31 ささやかな食事
食事を配り終え、ようやく俺とソフィアも席に着く。
並べられたのは魚と野菜の質素な食事。
しかしまぁ……色々とあったので腹が減った。
おいしくいただくこととしよう。
「それでは、食事の前のお祈りをしようか」
アルベルトがそう言うと、一同は顔の前で合掌して目を閉じる。俺も真似した方がいいかなと思って同じようにした。
「主よ、日々の糧を与えたもうたことを感謝します」
アルベルトは神に祈りを捧げる。
それからあれこれと色々な言葉を口にしていたが、日々の出来事を感謝する内容だった。
今日も皆、無事に過ごせました、ありがとう。病気もケガもしませんでした、ありがとう。私たちはとっても幸せです、ありがとう。何不自由なく暮らせています、ありがとう。
ありがとう、ありがとう。神様本当にありがとう。
そんな感じの内容。
最後に締めの言葉として、何か呪文のような言葉をつぶやいた。
キリスト教のエイメン的な?
「さぁ……早速、食べようか」
「いつもおいしいお料理ありがとうね、ソフィアちゃん。
本当に助かってるわ」
「いえ……そんな……。
私の作った料理なんて大したことないです」
セリカの言葉に謙遜するソフィア。
まぁ……本当に大したことない料理だけど、これだけちゃんと作れるのだから立派だと思う。
俺にも同じものが作れるかと聞かれたら、多分無理だと答えるだろう。
それではさっそく、食べさせてもらおうか。
まずは川魚……特に言うことはない。
普通の魚だ。
ちょっと小骨が気になるけど問題はない。
塩加減も焼き加減もちょうどいい。
難点なのは、トーストと合わせないといけないこと。
無性に白米が食べたくなる。
次に野菜のスープ。
こちらも問題はない。
ほんの少しだけ塩気を感じる以外は野菜の風味しかしない。
だしを使っていないのか、とても味気ない。
無性に味噌が欲しくなる。
まぁ……食べられなくはないので、問題はない。
これがこの世界の限界なのだろう。
次に蒸した野菜。
これは本当に蒸しただけ。
野菜本来の味わいが楽しめる。
マヨネーズ……無いよね、この世界に。
自分で作るにしても作り方が分からない。
どこかに転がってねぇかなぁ、マヨネーズ。
最後は……トースト。
これはもう本当にただのトースト。
ただし、俺が普段食べていたものと比べると、随分と質が悪い。ぱっさぱさでモロモロしている。
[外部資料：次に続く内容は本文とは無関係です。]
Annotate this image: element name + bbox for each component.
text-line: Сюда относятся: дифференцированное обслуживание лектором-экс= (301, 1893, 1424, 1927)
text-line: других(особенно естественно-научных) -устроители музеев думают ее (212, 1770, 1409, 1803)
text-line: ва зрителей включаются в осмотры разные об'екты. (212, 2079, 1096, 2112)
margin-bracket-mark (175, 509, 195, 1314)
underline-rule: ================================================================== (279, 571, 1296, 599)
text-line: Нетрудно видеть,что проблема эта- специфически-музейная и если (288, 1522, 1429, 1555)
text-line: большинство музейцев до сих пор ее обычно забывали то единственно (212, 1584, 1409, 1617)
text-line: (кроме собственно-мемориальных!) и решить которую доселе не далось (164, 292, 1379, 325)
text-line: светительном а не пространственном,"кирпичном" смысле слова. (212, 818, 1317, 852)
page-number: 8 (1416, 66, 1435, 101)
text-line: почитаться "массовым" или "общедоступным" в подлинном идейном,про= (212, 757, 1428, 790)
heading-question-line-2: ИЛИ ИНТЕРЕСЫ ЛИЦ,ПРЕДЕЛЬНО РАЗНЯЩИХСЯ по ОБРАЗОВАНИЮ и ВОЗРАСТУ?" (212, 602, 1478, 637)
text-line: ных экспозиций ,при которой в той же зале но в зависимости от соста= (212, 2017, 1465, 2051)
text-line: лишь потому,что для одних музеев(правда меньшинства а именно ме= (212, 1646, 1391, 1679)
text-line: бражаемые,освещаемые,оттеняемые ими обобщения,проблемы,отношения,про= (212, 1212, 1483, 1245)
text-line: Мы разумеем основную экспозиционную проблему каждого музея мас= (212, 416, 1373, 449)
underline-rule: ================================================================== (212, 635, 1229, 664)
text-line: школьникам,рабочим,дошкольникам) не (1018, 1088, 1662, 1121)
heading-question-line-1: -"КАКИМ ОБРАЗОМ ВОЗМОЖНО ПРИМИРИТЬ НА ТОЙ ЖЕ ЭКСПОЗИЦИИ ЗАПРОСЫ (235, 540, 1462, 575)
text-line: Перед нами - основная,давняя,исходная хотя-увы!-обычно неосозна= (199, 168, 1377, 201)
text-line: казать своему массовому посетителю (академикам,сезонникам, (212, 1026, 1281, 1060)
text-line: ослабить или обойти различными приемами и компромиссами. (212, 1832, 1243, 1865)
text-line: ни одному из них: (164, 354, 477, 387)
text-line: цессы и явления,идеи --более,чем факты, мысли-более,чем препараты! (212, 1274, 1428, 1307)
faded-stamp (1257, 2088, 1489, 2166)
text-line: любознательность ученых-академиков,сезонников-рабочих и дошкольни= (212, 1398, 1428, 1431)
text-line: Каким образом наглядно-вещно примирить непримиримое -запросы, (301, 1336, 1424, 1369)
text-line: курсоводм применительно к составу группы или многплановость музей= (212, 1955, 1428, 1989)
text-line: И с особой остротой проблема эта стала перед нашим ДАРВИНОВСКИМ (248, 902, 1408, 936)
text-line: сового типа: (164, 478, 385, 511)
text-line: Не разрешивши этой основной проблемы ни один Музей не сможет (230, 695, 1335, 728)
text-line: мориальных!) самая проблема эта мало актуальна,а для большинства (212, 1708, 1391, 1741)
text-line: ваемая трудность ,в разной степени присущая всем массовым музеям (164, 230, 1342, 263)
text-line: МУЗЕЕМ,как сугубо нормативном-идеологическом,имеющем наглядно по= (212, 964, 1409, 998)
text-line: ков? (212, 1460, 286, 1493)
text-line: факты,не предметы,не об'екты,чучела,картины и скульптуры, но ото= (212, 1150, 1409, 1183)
スーパーに置いてある食パンって高級品だったんだなぁ。
ソフィアの料理は可もなく不可もなく。
食べる分には問題ないが、特別おいしいとは思えなかった。
ああ……向こうの世界の食べ物が恋しい。
お腹いっぱいに炊き立ての白いご飯が食べたいよ。
「今日もおいしかったよ、また腕を上げたね」
「ええ、とても上手になったわ」
「えへへ……そんな」
アルベルトとセリカに褒められて嬉しそうにするソフィア。
俺も何か言った方がいいかな?
「ソフィアは料理が上手なんだなぁ。
誰から教わったんだ?」
「え? それは……えっと……」
俺が尋ねると、彼女は気まずそうに眼を反らす。
「なんだ……変な事を聞いたか?」
「いや……その……えっと……ごめんなさい」
なぜか謝られてしまった。
まぁ、言いたくないんなら別に言わなくてもいい。
「それはそうと、ウィルフレッド」
「なんでしょうか?」
急にアルベルトから話題をふられて身構える。
何かとんでもないことを言われそうな気がした。